What Does Sum Insured Mean?
Sum insured is the amount of money that an insurance company is obligated to cover in the event of a covered loss. This term is commonly associated with homeowner's or property insurance but can also apply to other types of insurance.
The sum insured correlates directly to the amount of premium you pay, but not always to the property's actual value or asset insured. If the sum insured is less than the replacement value or required amount to rebuild, it is often referred to as underinsurance.
It is common practice in almost all areas of insurance that compensation is based on the new replacement value in the event of a loss. This means the amount of compensation is enough to fully replace or restore the items to the new condition. The cost of these new items would need to be of identical type, quality and condition.

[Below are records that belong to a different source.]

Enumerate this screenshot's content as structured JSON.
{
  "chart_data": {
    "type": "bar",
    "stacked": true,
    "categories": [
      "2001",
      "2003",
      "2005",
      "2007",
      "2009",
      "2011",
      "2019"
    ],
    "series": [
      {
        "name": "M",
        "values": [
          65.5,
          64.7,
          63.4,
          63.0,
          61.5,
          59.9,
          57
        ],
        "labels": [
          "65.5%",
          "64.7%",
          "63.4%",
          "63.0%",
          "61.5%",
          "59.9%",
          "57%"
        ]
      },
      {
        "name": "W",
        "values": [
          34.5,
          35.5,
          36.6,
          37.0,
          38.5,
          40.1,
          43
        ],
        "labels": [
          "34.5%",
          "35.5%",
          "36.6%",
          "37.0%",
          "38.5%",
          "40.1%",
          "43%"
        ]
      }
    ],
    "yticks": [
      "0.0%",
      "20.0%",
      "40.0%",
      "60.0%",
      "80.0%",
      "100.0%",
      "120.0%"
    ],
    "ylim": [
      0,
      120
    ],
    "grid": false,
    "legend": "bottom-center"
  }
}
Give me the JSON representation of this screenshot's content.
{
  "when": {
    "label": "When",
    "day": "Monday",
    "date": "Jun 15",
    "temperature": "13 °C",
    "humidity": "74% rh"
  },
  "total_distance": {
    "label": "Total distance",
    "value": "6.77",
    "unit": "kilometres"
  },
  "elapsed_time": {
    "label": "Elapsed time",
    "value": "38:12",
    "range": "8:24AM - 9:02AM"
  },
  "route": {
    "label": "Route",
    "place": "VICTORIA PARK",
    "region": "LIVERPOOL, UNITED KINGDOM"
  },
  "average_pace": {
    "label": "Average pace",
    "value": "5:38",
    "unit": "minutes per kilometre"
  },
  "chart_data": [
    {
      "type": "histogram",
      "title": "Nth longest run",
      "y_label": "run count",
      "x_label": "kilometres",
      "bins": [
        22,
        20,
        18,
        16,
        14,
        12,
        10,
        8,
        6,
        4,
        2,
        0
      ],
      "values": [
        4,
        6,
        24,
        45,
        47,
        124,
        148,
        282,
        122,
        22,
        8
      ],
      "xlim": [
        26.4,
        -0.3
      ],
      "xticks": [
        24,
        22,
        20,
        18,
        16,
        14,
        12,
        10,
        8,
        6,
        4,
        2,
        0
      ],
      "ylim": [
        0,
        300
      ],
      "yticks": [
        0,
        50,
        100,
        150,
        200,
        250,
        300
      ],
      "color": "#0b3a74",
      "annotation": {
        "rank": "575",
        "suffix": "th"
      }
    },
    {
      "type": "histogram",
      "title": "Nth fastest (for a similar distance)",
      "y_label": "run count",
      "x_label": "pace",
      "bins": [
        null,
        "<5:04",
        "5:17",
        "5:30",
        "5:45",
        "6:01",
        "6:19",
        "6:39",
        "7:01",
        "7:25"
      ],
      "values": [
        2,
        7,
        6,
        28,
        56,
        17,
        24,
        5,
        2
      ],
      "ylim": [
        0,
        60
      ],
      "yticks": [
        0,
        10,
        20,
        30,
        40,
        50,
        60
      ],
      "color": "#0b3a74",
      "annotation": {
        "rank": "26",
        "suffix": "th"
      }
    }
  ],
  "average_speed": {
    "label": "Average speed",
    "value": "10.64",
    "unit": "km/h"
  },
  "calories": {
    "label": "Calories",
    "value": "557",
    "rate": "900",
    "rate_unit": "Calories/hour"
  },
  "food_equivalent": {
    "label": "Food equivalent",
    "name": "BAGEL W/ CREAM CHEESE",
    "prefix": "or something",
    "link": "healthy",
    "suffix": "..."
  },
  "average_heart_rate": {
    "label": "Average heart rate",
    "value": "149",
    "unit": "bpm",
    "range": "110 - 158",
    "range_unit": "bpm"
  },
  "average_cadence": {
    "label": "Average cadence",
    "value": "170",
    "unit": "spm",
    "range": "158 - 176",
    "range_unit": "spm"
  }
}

The purpose of this is to allow the policyholder to feel as if no loss has happened. This is often misunderstood as there are many different terms and levels of replacement value and calculation within the insurance industry.
Three of the main types of sum insured calculations are:
The actual cash value refers to the value of the item at the time of loss. This value is calculated by deducting an amount based on the usage, age and condition of the items. This is referred to as depreciation. The value is intended to allow for the replacement of the item with an item in similar condition. Often, insurance companies will have percentages used as a threshold of when it is better to use the new replacement value.
The third term, which is similar, yet different is the fair market value. This is the amount that you would presumably get for the item if you were to sell it. This amount does not use percentages or set amounts but is set by the market conditions or prices. The replacement cost type can directly impact the sum insured and premium amount charged, which can often be decided upon by the policyholder at the time of purchase.